OHA’s strategic vision includes strengthening Hawaiian communities’ health, economic self-sufficiency, cultural rootedness and self-governance. OHA gives each of the Hawaiian focused public charter schools it supports control over what to do and how best to deliver programs for students, families and community, based on both the needs of the school-community and unique cultural heritage of the place.
“Here, in upcountry Waimea, we focus lessons and experiences on our generational connection to the land through farming and ranching, and the importance of our water resources. In fact, our entire science program last year revolved around studying wai — water,” English said.
We are also very connected to Hawaii’s navigational history, so students learn about the Malama Honua worldwide voyage of the Hokulea and our own Na Kalai Waa voyaging ohana’s journey, having built and now sailing our own Makalii waa.”
She continued, “Just over half of our students are of Native Hawaiian ancestry but we also have and honor many other cultures from all around the Pacific and world. Hawaii is our home and host culture, so we make a special effort to teach students and families about Hawaiian values, protocols and practices with an active year-round Ike Hawaii program integrated into core curriculum.

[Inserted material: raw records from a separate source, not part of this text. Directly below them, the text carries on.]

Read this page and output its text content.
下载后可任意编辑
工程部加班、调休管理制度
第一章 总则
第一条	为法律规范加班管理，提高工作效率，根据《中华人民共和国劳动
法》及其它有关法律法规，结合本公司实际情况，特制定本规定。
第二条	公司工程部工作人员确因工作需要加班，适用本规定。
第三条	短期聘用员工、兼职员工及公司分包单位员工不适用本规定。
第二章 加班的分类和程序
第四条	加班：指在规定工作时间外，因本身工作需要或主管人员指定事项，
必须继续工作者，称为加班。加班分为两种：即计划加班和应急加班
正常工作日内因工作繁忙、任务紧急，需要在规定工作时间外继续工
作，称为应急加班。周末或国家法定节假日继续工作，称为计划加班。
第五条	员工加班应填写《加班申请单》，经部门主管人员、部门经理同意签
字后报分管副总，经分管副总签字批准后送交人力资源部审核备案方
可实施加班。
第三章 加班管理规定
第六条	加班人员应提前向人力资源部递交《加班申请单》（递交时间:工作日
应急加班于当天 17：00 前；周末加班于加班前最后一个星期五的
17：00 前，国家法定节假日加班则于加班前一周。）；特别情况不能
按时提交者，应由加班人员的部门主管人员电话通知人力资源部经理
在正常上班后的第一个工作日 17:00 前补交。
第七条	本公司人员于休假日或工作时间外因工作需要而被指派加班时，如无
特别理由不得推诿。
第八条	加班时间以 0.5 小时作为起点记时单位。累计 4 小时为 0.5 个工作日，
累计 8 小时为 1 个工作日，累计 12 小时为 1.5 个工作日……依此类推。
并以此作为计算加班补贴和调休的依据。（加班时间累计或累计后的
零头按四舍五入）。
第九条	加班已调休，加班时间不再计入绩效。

Students and their families are encouraged to participate in cultural activities sponsored both by both the school and the larger community.
”We try to nurture a stronger, relevant ‘sense of place’ and respect for the aina,” English said. “This leads to wide-ranging lessons and activities in stewardship, sustainability and self-reliance and includes learning chants, place names and our own family stories — our genealogy.”
Complementing OHA’s vision and mission, WMS students and families can participate in Mala’ai school garden activities integrated with core curriculum to learn about food cultivation and healthier choices, as well as environmental stewardship. The school also participates regularly in IKAIR community services projects.
“We sincerely thank OHA for their funding support. We have very high expectations for our teachers and staff, and this funding helps provide needed tools and resources to give our students a better understanding of their own place and strengths,” English said. “It also encourages us to intentionally involve the entire community in our student’s lives and community well-being.”